L’Administration des Indes Néerlandaises tire de la Régie de l’Opium d’importants bénéfices.

L’opiomanie, pourtant, n’a pas fait dans la population malaise des ravages comparables à ceux qu’on observe en Chine..

Dans les autres pays d’Extrême Orient, l’usage de l’opium bien qu’assez répandu ne constitue pas encore un danger. Aux Philippines, l’opium n’est consommé que par des immigrés chinois. Les Persans, comme les Theriakhis de l’Inde, font l’usage d’opium allié au chanvre indien. Au Japon, c’est contre l’emploi direct de la morphine par injection que le gouvernement a surtout à lutter.


 

 

 

La lutte contre l'opium 

Le 16 septembre 1906, un édit de l’Empereur de Chine déclarait la guerre à l’opium.

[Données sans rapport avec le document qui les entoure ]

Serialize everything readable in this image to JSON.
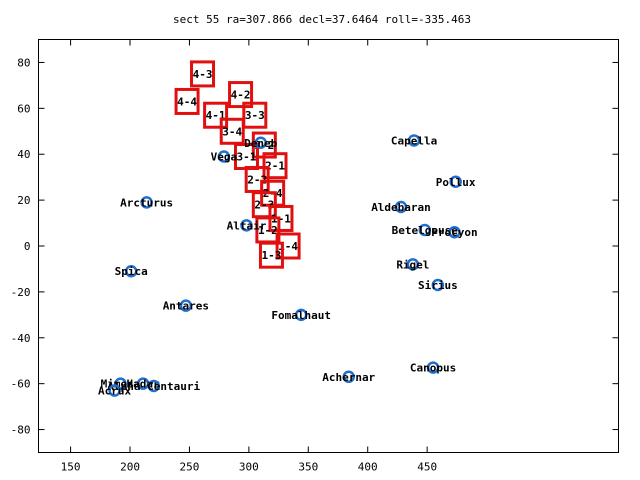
{
  "chart_data": {
    "type": "scatter",
    "title": "sect 55 ra=307.866 decl=37.6464 roll=-335.463",
    "xlabel": "",
    "ylabel": "",
    "xlim": [
      123,
      611
    ],
    "ylim": [
      -90,
      90
    ],
    "x_ticks": [
      150,
      200,
      250,
      300,
      350,
      400,
      450
    ],
    "y_ticks": [
      -80,
      -60,
      -40,
      -20,
      0,
      20,
      40,
      60,
      80
    ],
    "grid": false,
    "colors": {
      "stars": "#1f6fd0",
      "sectors": "#e01010",
      "axes": "#000000",
      "text": "#000000"
    },
    "stars": [
      {
        "name": "Capella",
        "x": 439,
        "y": 46
      },
      {
        "name": "Pollux",
        "x": 474,
        "y": 28
      },
      {
        "name": "Aldebaran",
        "x": 428,
        "y": 17
      },
      {
        "name": "Betelgeuse",
        "x": 448,
        "y": 7
      },
      {
        "name": "Procyon",
        "x": 473,
        "y": 6
      },
      {
        "name": "Rigel",
        "x": 438,
        "y": -8
      },
      {
        "name": "Sirius",
        "x": 459,
        "y": -17
      },
      {
        "name": "Canopus",
        "x": 455,
        "y": -53
      },
      {
        "name": "Achernar",
        "x": 384,
        "y": -57
      },
      {
        "name": "Fomalhaut",
        "x": 344,
        "y": -30
      },
      {
        "name": "Deneb",
        "x": 310,
        "y": 45
      },
      {
        "name": "Vega",
        "x": 279,
        "y": 39
      },
      {
        "name": "Altair",
        "x": 298,
        "y": 9
      },
      {
        "name": "Arcturus",
        "x": 214,
        "y": 19
      },
      {
        "name": "Spica",
        "x": 201,
        "y": -11
      },
      {
        "name": "Antares",
        "x": 247,
        "y": -26
      },
      {
        "name": "Mimosa",
        "x": 192,
        "y": -60
      },
      {
        "name": "Hadar",
        "x": 211,
        "y": -60
      },
      {
        "name": "Alpha Centauri",
        "x": 220,
        "y": -61
      },
      {
        "name": "Acrux",
        "x": 187,
        "y": -63
      }
    ],
    "sectors": [
      {
        "label": "4-3",
        "x": 261,
        "y": 75
      },
      {
        "label": "4-2",
        "x": 293,
        "y": 66
      },
      {
        "label": "4-4",
        "x": 248,
        "y": 63
      },
      {
        "label": "4-1",
        "x": 272,
        "y": 57
      },
      {
        "label": "3-3",
        "x": 305,
        "y": 57
      },
      {
        "label": "3-4",
        "x": 286,
        "y": 50
      },
      {
        "label": "3-2",
        "x": 313,
        "y": 44
      },
      {
        "label": "3-1",
        "x": 298,
        "y": 39
      },
      {
        "label": "2-1",
        "x": 322,
        "y": 35
      },
      {
        "label": "2-2",
        "x": 307,
        "y": 29
      },
      {
        "label": "2-4",
        "x": 320,
        "y": 23
      },
      {
        "label": "2-3",
        "x": 313,
        "y": 18
      },
      {
        "label": "1-1",
        "x": 327,
        "y": 12
      },
      {
        "label": "1-2",
        "x": 316,
        "y": 7
      },
      {
        "label": "1-4",
        "x": 333,
        "y": 0
      },
      {
        "label": "1-3",
        "x": 319,
        "y": -4
      }
    ]
  }
}
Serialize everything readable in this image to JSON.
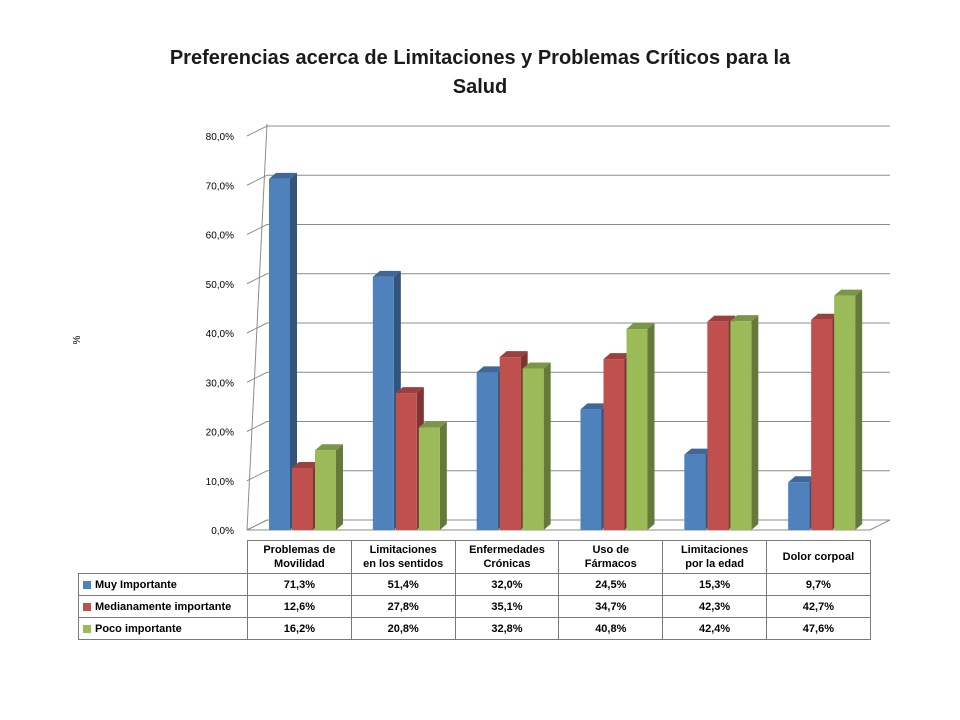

La Commission Internationale de l’opium à Shanghai, 1909

L’Allemagne, l’Autriche-hongrie, la chine, les Etats Unis, la France, la Grande Bretagne, l’Italie, le japon les pays bas, la perse le Portugal la Russie et le Siam y participèrent.

A défaut de décision concrète, cette conférence internationale a aidé à sensibiliser les états sur cette question.

Les Etats Unis prirent ensuite l’initiative d’organiser une 2eme  conférence en 1912 à la Haye,  ou des mesures plus précises furent prises, bien que la Chine ne fut pas en mesure de prouver de l’abandon complet de la culture du pavot sur son territoire.

En Indochine, des mesures commérèrent à être prises, bien qu’il soit difficile d’en préciser la sincère portée, les enjeux financiers étant considérables. Ainsi, dès le mois de juin 1907, un arrêté interdisait l’ouverture de nouvelles fumeries. La hausse des prix constatée sur les années suivants profita néanmoins largement aux finances publiques. Le commerce des stupéfiants fut ensuite réglementée en 1915, d’abord en métropole puis en Indochine.

Concernant l’Indochine, il semble que l’arrêt de la production ne fut réelle qu’en 1954.


Fumeuse de pipe 

 

 

Du pavot à l'opium ...

L’opium est extrait du pavot blanc. Le pavot est cultivé dans des terres élevées qui doivent avant l’ensemencement être soigneusement fumées. On sème en novembre. La floraison a lieu en février. On procède alors à la cueillette des pétales qui serviront à la confection des enveloppes destinées à contenir l’opium. Quelques jours après, on récolte le suc des capsules. Ces dernières sont scarifiées à l’aide de lancettes à 4 ou 5 lames. Les incisions sont faites verticalement de la base au sommet de la capsule. Le latex s’écoule, d’abord d’un blanc laiteux ; il s’épaissit peu à peu et prend une couleur plus foncée. Il faut parfois 4 ou 5 scarifications pour épuiser la capsule.

L’opium est placé dans des vases de terre et laissé au repos ; au bout de quelques jours un liquide particulier le « passewa » se sépare de la masse, on le décante de façon à débarrasser complètement l’opium de ce passewa.

Après décantation, l’opium est laissé dans des vases au contact de l’air jusqu’à ce qu’il y ait la consistance d’une plate semi molle.

L’opium est alors mis en jarres scellées.

Avant la confection des boules, on verse le contenu des jarres dans de grandes cuves ; on l’y fait séjourner jusqu’à ce que l’opium ait la consistance du type étalon, c’est à dire 70% d’opium et 30% d’eau.

Pour confectionner les boules, les ouvriers garnissent le fonds d’une coupe de cuivre légèrement chauffée, d’une couche d’environ 1 cm d’épaisseur de pétales collées les uns aux autres avec un liquide spécial appelé « lewals »

 On introduit l’opium dans la coupe et on le pétrit de façon à lui donner la forme d’une boule, on le recouvre ensuite de pétales imbibés de lewals. Le pain détaché de la coupe est roulé dans des feuilles de pavot pulvérisées puis séchées en plein air.

Les boules pèsent 1,750 kilo ; elles sont emballées dans des caisses contenant 40 boules.